Homenaje a Almudena Grandes por Mª Evelia San Juan
MIRADAS
Nuria conservaba de su
época de monja varias cosas: los ojos bajos –“no mires a los ojos de la gente”
repetía a menudo la abadesa, como si conociese la canción-; el gusto por los
garbanzos y un cierto menosprecio por el
dinero, al que siempre había considerado como un gancho para arrastrar a las
personas hacia sus bajas pasiones.
Trabajaba en su negocio de
peluquería con esmero y buena atención a su clientela; lo mismo quitaba y
disimulaba un odioso grano con manos expertas que se convertía en paño de
lágrimas de clientas fieles agobiadas por vidas anodinas. Y todo con discreción
y eficacia. Por eso, su horario de trabajo diario estaba colmado, había que
pedirle cita con varios días de antelación.
Su hermana Rosa trataba
con mimo las cabelleras, cortaba con estilo y ponía rizos y mechas por igual
tanto a jovencitas como a señoras añosas. Parecía tener prisa perpetua, los
nervios la acosaban siempre, como petardos prestos a estallar en el momento más inesperado. Por eso su salud
era frágil y a veces sufría, pero seguía a diario en su puesto como jefa y
responsable del local.
Siempre juntas, en casa y
en el trabajo. Ayudaban a sus padres y hermanos, a los que visitaban con
puntualidad cada semana en el pueblo. Nada de lo que puede hacerse con las manos
les era ajeno. Pintaban el local cada año, lo decoraban con artesanía casera
cada navidad buscando siempre la originalidad y la economía. Su gusto por la
buena madera se evidenciaba en los muebles que habían ido adquiriendo y en un
recipiente tallado con una cabeza femenina y el nombre del local
en el que depositaban las diversas tijeras y navajas que usaban.
La tercera rueda del
triciclo era Alba, la oficiala que trabajaba con ellas desde varios años atrás
y disfrutaba de su confianza. Silenciosa e inteligente, había aprendido con
rapidez todos los secretos que le transmitieron y sabía atender las demandas de
la clientela con la misma eficacia de sus jefas. Pese a su juventud, derrochaba
sensatez y acomodo a ese ambiente cambiante a lo largo del día según iban
apareciendo las parroquianas. A cada una, la palabra justa, el acuerdo
superficial, mientras las manos, el secador y el cepillo se encargaban de
ponerle a punto la cabeza. Y servía café en vaso de plástico, para atenuar la espera mientras el mejunje hacía
efecto sobre el cabello.
Cada año, en temporada
baja, las hermanas hacían un largo viaje de una quincena que les aportaba
descanso mental y conocimiento de lugares exóticos y misteriosos. Estaban
dispuestas a pasear su maletín por cualquier parte del mundo. Eran amigas, más que clientas, de la empleada
de la agencia de viajes; ésta tenía en cuenta las opiniones que le aportaban
tras cada salida y les procuraba las ofertas más ventajosas. Su pasaporte,
lleno de sellos extraños, siempre estaba a punto en el cajón de la mesilla.

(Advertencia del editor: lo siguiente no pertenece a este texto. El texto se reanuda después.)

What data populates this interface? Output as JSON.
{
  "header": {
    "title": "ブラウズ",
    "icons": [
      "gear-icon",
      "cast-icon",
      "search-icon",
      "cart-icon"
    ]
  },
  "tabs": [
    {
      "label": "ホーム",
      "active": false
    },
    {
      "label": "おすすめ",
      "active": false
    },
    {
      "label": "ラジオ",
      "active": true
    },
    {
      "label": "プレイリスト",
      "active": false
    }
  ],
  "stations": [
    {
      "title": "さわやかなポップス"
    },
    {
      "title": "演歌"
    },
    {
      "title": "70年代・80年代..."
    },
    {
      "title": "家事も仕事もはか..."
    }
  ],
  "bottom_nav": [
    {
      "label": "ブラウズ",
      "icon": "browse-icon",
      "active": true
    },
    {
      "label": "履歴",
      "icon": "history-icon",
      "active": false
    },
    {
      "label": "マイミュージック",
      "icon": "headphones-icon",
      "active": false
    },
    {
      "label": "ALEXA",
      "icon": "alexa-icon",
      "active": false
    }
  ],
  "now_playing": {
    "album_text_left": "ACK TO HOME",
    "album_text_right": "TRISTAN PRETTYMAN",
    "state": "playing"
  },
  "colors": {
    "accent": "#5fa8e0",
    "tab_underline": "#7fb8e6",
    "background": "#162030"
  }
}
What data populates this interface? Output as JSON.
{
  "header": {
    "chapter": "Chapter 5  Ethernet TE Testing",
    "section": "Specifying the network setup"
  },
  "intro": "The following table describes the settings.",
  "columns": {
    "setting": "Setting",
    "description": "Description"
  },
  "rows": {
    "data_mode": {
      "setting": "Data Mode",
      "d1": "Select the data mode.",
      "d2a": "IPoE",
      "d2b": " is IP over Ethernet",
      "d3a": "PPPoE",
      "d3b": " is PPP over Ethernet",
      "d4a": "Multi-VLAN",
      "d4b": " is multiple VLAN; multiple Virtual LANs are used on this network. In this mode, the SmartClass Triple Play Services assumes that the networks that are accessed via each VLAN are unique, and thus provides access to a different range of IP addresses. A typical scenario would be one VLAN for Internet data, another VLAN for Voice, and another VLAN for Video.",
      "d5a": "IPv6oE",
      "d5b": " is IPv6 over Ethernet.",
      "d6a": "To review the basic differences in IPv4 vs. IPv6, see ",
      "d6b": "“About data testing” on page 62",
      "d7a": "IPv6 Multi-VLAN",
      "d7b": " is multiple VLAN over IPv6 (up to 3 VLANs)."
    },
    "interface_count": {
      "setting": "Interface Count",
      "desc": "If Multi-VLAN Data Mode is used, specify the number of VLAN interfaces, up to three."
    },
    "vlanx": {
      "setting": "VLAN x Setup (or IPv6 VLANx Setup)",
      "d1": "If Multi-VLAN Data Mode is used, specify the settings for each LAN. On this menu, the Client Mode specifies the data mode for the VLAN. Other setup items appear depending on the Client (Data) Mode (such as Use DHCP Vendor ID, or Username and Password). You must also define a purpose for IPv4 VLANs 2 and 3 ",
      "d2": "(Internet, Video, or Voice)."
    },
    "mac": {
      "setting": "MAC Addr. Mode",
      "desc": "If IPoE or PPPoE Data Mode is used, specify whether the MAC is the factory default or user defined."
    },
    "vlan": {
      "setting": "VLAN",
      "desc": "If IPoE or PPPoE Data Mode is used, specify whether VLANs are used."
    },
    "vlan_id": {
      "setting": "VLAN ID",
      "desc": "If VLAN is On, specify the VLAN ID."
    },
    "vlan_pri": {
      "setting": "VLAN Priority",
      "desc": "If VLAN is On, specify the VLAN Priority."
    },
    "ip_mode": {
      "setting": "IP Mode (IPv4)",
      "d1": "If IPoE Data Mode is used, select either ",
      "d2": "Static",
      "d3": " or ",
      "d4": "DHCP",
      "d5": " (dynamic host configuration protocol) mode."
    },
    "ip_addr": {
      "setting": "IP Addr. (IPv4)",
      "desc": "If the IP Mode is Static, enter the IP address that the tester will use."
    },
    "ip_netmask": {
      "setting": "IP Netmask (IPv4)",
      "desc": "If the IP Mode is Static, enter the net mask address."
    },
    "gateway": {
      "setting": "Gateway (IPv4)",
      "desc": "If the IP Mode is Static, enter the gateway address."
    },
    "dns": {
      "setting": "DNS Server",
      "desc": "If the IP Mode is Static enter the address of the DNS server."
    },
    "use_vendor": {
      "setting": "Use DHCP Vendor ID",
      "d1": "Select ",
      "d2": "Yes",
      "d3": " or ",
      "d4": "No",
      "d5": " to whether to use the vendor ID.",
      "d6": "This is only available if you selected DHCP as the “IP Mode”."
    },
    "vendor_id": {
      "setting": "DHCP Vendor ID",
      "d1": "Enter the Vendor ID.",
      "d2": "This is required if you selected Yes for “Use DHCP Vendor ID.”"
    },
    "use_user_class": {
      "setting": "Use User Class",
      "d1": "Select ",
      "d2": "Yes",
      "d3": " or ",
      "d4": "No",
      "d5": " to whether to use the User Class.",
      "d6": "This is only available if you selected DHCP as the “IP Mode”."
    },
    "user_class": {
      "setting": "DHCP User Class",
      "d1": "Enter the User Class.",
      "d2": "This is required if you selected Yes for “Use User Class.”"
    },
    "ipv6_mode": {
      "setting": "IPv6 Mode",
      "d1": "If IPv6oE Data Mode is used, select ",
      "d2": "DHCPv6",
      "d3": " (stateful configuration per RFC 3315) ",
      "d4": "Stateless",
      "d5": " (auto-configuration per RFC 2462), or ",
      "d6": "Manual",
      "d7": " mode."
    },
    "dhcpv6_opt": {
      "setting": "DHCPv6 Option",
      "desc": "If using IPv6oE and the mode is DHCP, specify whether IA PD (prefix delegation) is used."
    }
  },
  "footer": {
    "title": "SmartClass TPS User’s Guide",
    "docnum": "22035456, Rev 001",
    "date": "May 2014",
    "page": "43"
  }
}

Además, guardaban en una preciosa caja de perfume todos los tickets de los
viajes que habían hecho: era su colección secreta. En sus álbumes de fotos
había paisajes esplendorosos, pasajeros que se habían hecho amigos durante la
estancia en el vagón de un tren antiguo, de asientos incómodos; incluso unas
momias egipcias.
Aquel lunes por la tarde,
nada más abrir su local, se presentó una extraña mujer de mediana edad. Era
morena, vestía un traje largo de color salmón, apoyaba su mano derecha en una
sombrilla de encaje y en la izquierda traía una pamela adornada con una camelia
blanca. Se dirigió resuelta a Rosa con mirada dura y pidió un peinado acorde
con su atuendo. Mientras ésta le sugería un recogido con postizos, apareció Nuria.
Acababa de preparar la camilla y había escuchado una voz lejanamente familiar.
Se cruzaron miradas de hielo. La abadesa no quiso reconocerla.